Le verset se poursuit avec l’interdiction de la transgression (« et ne transgressez pas »). Les exégètes sont unanimes à dire que cette proscription comprend toutes les formes de transgressions, peu importe qui subit la transgression : ceux qui combattent, ceux qui ne combattent pas, les femmes, les faibles d’esprit, les enfants, les prêtres, etc. [4] Il s’agit ici, non pas d’une interprétation divergente ou républicaine de textes vagues, mais de jugements et principes fondamentaux tirés directement de la tradition prophétique [5], celle que notre philosophe aurait étudiée…
En quittant la France pour pratiquer librement leur religion ailleurs, de nombreux musulmans français suivent l’exemple du Prophète qui émigra pour fuir la persécution des mécréants de Qoreych.
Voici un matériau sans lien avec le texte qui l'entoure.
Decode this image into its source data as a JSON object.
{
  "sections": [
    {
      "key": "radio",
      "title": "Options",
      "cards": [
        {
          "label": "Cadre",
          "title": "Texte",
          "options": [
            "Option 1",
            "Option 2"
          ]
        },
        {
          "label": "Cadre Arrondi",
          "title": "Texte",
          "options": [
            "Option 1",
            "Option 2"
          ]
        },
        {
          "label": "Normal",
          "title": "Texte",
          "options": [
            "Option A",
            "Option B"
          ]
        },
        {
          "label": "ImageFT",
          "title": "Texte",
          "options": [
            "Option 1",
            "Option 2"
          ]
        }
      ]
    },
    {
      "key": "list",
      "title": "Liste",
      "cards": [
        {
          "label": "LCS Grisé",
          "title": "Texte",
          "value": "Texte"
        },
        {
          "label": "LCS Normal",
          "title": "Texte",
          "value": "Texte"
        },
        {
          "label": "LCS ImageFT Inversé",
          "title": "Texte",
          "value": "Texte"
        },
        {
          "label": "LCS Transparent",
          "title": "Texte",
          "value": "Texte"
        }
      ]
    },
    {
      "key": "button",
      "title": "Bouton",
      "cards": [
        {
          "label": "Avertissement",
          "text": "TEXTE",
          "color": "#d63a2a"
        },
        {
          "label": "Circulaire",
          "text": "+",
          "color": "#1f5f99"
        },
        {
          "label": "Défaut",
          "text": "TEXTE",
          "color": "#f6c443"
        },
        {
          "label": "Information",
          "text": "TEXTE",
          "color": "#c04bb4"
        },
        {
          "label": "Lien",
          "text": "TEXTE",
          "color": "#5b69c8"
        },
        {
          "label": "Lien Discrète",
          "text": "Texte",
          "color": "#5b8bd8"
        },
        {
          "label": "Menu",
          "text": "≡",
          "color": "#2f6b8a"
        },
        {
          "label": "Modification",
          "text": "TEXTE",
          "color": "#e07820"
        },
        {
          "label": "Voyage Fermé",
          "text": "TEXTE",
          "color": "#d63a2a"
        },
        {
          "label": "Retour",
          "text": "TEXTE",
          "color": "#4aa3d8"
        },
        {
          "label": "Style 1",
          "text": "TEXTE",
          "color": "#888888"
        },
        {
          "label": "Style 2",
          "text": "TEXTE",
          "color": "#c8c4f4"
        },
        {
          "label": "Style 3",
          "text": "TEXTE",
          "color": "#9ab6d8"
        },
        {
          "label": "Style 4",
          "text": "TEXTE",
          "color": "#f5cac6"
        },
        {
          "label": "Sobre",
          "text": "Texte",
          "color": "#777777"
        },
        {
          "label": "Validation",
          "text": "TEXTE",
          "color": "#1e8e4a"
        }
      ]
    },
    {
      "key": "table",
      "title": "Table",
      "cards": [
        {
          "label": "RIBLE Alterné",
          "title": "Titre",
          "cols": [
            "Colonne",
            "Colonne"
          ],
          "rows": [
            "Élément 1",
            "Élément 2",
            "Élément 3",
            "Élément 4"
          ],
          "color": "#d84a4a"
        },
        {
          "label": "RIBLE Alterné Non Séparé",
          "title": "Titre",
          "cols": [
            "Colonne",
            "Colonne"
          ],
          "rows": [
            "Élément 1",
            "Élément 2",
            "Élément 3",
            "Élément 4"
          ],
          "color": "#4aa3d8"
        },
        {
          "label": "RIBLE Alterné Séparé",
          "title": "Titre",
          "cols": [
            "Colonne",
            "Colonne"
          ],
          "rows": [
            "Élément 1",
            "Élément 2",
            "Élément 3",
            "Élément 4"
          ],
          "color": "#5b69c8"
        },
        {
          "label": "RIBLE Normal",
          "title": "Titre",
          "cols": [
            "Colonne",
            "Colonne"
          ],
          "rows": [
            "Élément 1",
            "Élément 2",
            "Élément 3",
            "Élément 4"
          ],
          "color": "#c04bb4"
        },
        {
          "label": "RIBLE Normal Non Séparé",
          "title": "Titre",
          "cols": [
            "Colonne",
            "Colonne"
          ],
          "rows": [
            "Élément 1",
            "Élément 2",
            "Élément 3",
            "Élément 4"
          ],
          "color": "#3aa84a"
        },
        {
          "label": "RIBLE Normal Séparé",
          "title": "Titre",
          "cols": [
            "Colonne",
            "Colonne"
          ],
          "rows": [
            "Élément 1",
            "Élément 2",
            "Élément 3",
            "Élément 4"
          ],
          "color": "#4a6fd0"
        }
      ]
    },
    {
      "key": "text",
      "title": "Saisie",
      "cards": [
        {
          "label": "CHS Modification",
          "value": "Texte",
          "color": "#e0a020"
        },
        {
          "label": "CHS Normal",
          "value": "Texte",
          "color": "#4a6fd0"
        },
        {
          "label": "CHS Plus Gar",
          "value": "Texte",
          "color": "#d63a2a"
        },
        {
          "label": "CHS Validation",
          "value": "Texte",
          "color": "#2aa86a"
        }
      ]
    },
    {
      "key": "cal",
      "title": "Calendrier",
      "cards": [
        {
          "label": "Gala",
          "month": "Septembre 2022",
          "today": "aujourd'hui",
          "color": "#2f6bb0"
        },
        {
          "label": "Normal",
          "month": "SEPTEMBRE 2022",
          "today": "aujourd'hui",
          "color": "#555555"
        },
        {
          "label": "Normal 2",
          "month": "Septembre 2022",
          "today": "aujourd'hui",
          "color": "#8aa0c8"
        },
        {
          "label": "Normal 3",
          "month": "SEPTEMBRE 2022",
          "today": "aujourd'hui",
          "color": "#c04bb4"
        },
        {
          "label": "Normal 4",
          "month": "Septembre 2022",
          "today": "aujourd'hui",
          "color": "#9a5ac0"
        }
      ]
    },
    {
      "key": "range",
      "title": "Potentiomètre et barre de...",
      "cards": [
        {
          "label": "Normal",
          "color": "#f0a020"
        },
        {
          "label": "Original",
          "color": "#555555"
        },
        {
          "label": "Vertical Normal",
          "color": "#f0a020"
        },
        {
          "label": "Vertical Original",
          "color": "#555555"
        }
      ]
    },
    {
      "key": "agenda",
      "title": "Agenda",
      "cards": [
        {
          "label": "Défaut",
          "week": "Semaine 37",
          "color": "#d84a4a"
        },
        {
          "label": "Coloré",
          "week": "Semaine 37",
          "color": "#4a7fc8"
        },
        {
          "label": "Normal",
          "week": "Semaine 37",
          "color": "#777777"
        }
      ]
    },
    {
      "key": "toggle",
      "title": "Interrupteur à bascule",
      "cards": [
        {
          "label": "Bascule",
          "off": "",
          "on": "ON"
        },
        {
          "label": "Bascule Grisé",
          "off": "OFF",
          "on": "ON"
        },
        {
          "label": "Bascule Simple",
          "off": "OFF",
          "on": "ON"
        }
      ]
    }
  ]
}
Reprenons le verset dont s’est servi Onfray pour soutenir sa thèse qui veut que les textes apparents du Coran incitent au meurtre. Mis en contexte, le verset « Et tuez-les, où que vous les rencontriez » n’incite nullement les musulmans à massacrer les non-musulmans dans l’espace public, mais aborde un des aspects de la guerre où l’on est confronté à un ennemi qui cherche à vous tuer. Voilà pourquoi il n’y a jamais eu d’érudit musulman qui a expliqué ce type de versets comme une permission de pourchasser et tuer d’innocents non-musulmans.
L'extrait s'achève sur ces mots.